Berufsorientierung und Arbeitsmarkt

Sekundarstufe I + II

Interview
21.12.2021

In vielen Ausbildungsberufen können junge Berufstätige sehr hohe Gehälter einstreichen – allerdings sind das oft Jobs, die nicht so bekannt sind. In der Berufsorientierung muss deswegen noch einiges getan werden, sagt Ruth Maria Schüler, Expertin für Soziale Sicherung und Verteilung beim Institut der deutschen Wirtschaft.

Welches Ergebnis hat Sie bei Ihrer Studie zu den lukrativsten Jobs für Berufseinsteiger am meisten überrascht?

Wir haben festgestellt, dass die Berufe, die man unter den Top 20 sieht, nicht unbedingt die bekanntesten sind. Es war eine interessante Botschaft für uns, dass es viele Berufe gibt, in denen man gute Verdienstchancen hat, die aber viele junge Erwachsene vielleicht gar nicht auf dem Schirm haben.

Der Blick auf die höchsten Gehälter der Ausbildungsberufe könnte einen Schulabgänger auf den Gedanken bringen, dass sich ein Studium gar nicht lohnt.

Ob man studieren möchte oder nicht, ist natürlich eine ganz persönliche Entscheidung. Das hat viel damit zu tun, wie man sich Fähigkeiten aneignen möchte. Trotzdem gibt es eben auch Ausbildungsberufe wie den Luft- und Raumfahrttechniker, in denen man teils mehr verdienen kann als in Berufen, die ein Studium erfordern – beispielsweise als Innenarchitekt oder Dolmetscher.

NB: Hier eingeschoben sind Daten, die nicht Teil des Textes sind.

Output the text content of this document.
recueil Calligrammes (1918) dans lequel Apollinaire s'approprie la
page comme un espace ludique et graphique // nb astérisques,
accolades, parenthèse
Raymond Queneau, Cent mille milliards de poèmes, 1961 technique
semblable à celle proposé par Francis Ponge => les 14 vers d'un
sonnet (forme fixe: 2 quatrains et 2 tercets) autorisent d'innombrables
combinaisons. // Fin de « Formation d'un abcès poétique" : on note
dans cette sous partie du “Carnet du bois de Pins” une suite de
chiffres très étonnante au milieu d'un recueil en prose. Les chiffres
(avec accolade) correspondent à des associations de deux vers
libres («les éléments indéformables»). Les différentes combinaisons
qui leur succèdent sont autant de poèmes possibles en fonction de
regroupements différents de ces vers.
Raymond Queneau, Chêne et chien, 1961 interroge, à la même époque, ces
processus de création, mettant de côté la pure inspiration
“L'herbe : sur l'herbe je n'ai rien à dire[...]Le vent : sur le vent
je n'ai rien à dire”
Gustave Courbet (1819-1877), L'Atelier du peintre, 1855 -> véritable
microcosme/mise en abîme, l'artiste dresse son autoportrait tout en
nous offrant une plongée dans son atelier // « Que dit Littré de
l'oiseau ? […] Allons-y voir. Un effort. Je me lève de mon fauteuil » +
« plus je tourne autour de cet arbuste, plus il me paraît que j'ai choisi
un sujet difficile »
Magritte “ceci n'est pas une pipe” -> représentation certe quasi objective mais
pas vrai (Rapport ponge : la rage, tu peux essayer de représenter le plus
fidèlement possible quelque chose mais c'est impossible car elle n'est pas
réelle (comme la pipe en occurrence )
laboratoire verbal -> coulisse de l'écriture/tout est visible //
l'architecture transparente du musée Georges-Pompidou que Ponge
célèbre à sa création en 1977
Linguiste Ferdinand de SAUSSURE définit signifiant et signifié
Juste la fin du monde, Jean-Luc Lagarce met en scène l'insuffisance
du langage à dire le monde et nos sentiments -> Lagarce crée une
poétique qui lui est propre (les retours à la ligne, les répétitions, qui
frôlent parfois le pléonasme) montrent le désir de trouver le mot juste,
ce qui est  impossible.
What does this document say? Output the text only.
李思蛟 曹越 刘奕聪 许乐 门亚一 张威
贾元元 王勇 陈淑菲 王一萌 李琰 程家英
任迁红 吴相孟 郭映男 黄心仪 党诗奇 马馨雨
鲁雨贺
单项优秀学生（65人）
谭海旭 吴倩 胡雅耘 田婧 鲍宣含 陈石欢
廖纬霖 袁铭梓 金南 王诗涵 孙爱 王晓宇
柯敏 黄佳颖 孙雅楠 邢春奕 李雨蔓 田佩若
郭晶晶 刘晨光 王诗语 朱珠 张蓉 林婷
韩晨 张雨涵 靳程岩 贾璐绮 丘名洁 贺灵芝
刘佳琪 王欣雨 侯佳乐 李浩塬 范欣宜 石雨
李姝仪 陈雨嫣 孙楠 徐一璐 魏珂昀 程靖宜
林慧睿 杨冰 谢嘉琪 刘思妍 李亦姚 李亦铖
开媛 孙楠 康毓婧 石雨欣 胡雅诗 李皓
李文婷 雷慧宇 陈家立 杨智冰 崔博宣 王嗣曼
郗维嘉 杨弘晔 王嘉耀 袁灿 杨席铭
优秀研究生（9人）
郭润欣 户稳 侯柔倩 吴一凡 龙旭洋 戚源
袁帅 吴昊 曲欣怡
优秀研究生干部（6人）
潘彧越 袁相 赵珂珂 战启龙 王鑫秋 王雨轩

Im Brandschutz oder der elektrischen Betriebstechnik werden trotz hoher Gehälter händeringend Fachkräfte gesucht. Was muss getan werden, wenn das Gehalt für junge Menschen nicht Motivation genug ist?

Am wichtigsten ist es, die Sichtbarkeit dieser Berufe zu erhöhen. Der Schlüssel liegt in der Berufsorientierung. Es muss unter jungen Leuten einfach bekannter werden, was man in und mit den Berufen alles machen kann – also was die genauen Tätigkeiten und Anforderungen betrifft und wie spannend bislang wenig bekannte Berufe eigentlich sein können. Dann ist es umso schöner, wenn man zusätzlich noch auf das hohe Gehalt hinweisen kann. Verdienstchancen sind immer ein wichtiger Aspekt bei der Berufswahl, genauso wie das Potenzial des Berufs am Arbeitsmarkt. All das müsste in der Berufsorientierung stärker vermittelt werden.

Noch erfolgreicher wäre wahrscheinlich eine Vorabendserie, in der jemand genau einen solchen unbekannten Beruf ausübt.

Ja, das ist ein wichtiger Punkt. Junge Menschen wollen oft die Jobs machen, die sie kennen – zum Beispiel durchs Fernsehen oder weil jemand aus dem direkten Umfeld genau diesen Beruf ausübt. Die Berufswahl hat immer viel mit dem sozialen Umfeld zu tun. Dazu gehört auch alles, was sonst im öffentlichen Leben passiert. Jeder geht zum Friseur, kauft Brötchen ein oder fährt mit der Straßenbahn. Aber darüber hinaus gibt es nun mal noch viele andere spannende Berufe, die nicht so bekannt sind. Es wäre deswegen sehr schön, auch mal von der klassischen Berufsorientierung abzuweichen und Kanäle zu finden, die junge Leute direkt im Alltag erreichen.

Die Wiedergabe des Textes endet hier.